TRINITY MARCH NEWSLETTER

  “If March comes in like a lion, it will go out like a lamb but if it comes in like a lamb, it will go out like a lion”.

So goes an old proverb about the month of March.  It is, of course, probably a totally inaccurate prediction about weather patterns in the month of March.

   However I have always found the combination of the lion and the lamb interesting, in a spiritual sense, especially since at least a part of Lent invariable occurs in March!  The lion and the lamb are two very significant symbols of and titles for Christ and the imagery of both play an important part in the meaning of Lent and Easter.

   Jesus is referred to as the Lion of the Tribe of Judah (Genesis 49:9-10)(Revelation 5:5). Interestingly this means He is mentioned in the first book, and in the last book of Scripture which also causes us to remember that in Revelation He is called the First and the Last, the Beginning and the End!  The tribe of Judah

was identified as having the qualities of a lion, and that from that tribe would come the great leader; Christians understand that prophecy to be about Jesus. King David was of the tribe of Judah and the Messiah would come from David’s kingly line. In “animal tradition” the lion is also identified as the king of the jungle, and Jesus is called King,  C.S Lewis warned us that “he is not a tame lion” and when England’s King George II continued to talk during a worship service, the clergyman in charge of the service looked King George directly in the eye and said, “ When the lion roars, all the animals of the jungle fall silent and when the Lord speaks, the kings of the earth shut their mouths!”  Let us worship the Lion of Judah in silent awe and wonder! 

  Jesus is also referred to as the Lamb of God, (John 1:29).(Isaiah 53:7)(I Peter 1:19).  In old Jewish ritual a lamb was offered as a sacrifice for the sins of the people. Jesus would be the perfect sinless Lamb of God offered, once for all, for the sins of the people. In the Revelation the Lamb of God is pictured as victorious and exalted, the position achieved only because of what He had done. Let us sing, “Worthy is the Lamb that was slain!”
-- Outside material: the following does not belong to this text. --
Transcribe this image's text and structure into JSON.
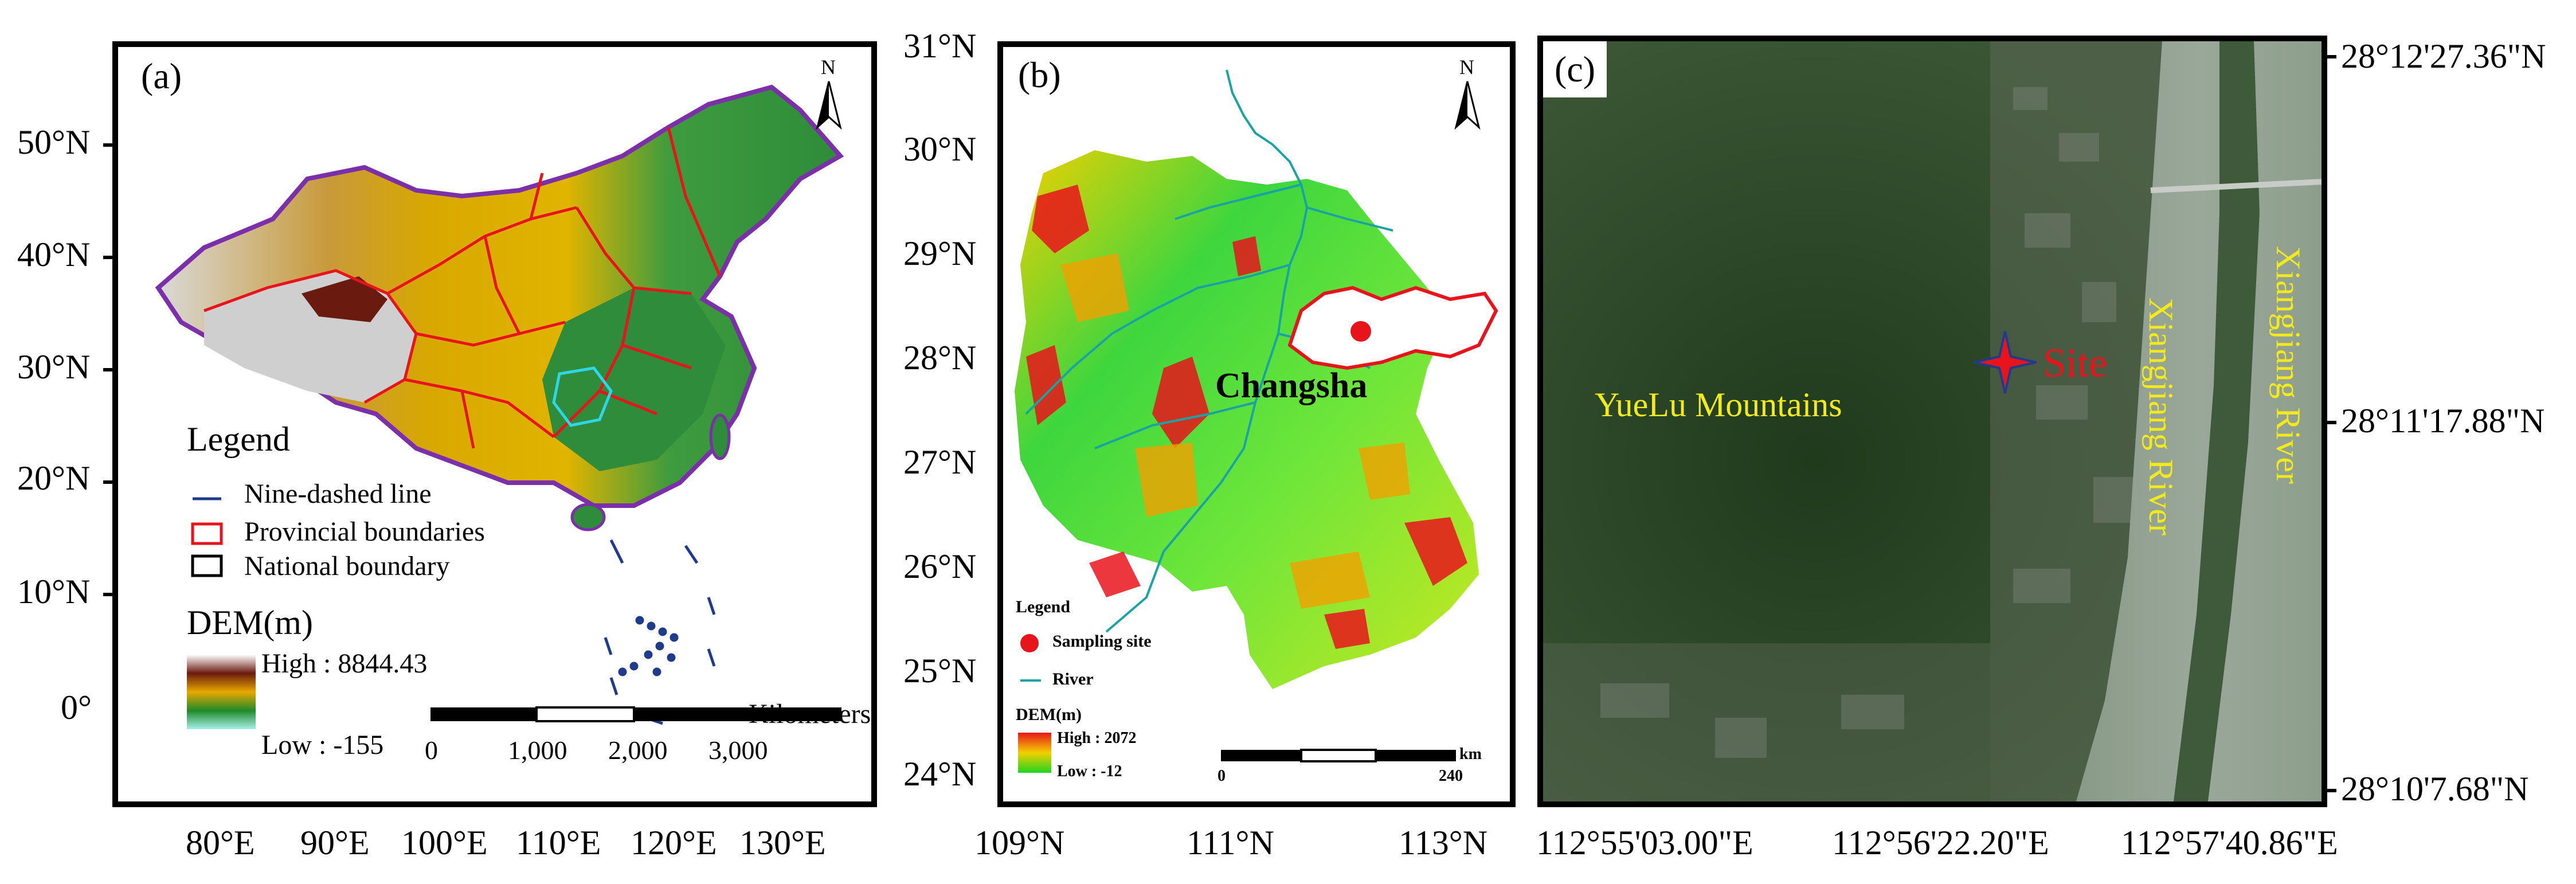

  These two images may at first seem in contradiction to each other but as the author Henry Gariepy, in his book  “100 Portraits of Christ” explains,

we see that both portraits are essential to Christ and to His ministry. The figure of the Lamb represents His suffering and sacrifice for us.  We also need the figure of the Lion that represents His conquest in His suffering and His offering.  The sacrifice without the conquest would have been just another in the long succession of martyrdoms in the history of man”

   In one of God’s strange turn-abouts, the Suffering Lamb has become the Victorious Lion!  The great thing is that if Jesus comes into our lives first as a lion and then as a lamb, or as a lamb and then as a lion, it doesn’t matter, as long as we know He is there!

  As a matter of information, the mediations during the Lenten services will be a mini-series on some of the other names and titles for Jesus.  We sincerely hope you will be able to join us!

 

  All Praise to Christ, our Lamb and our Lion!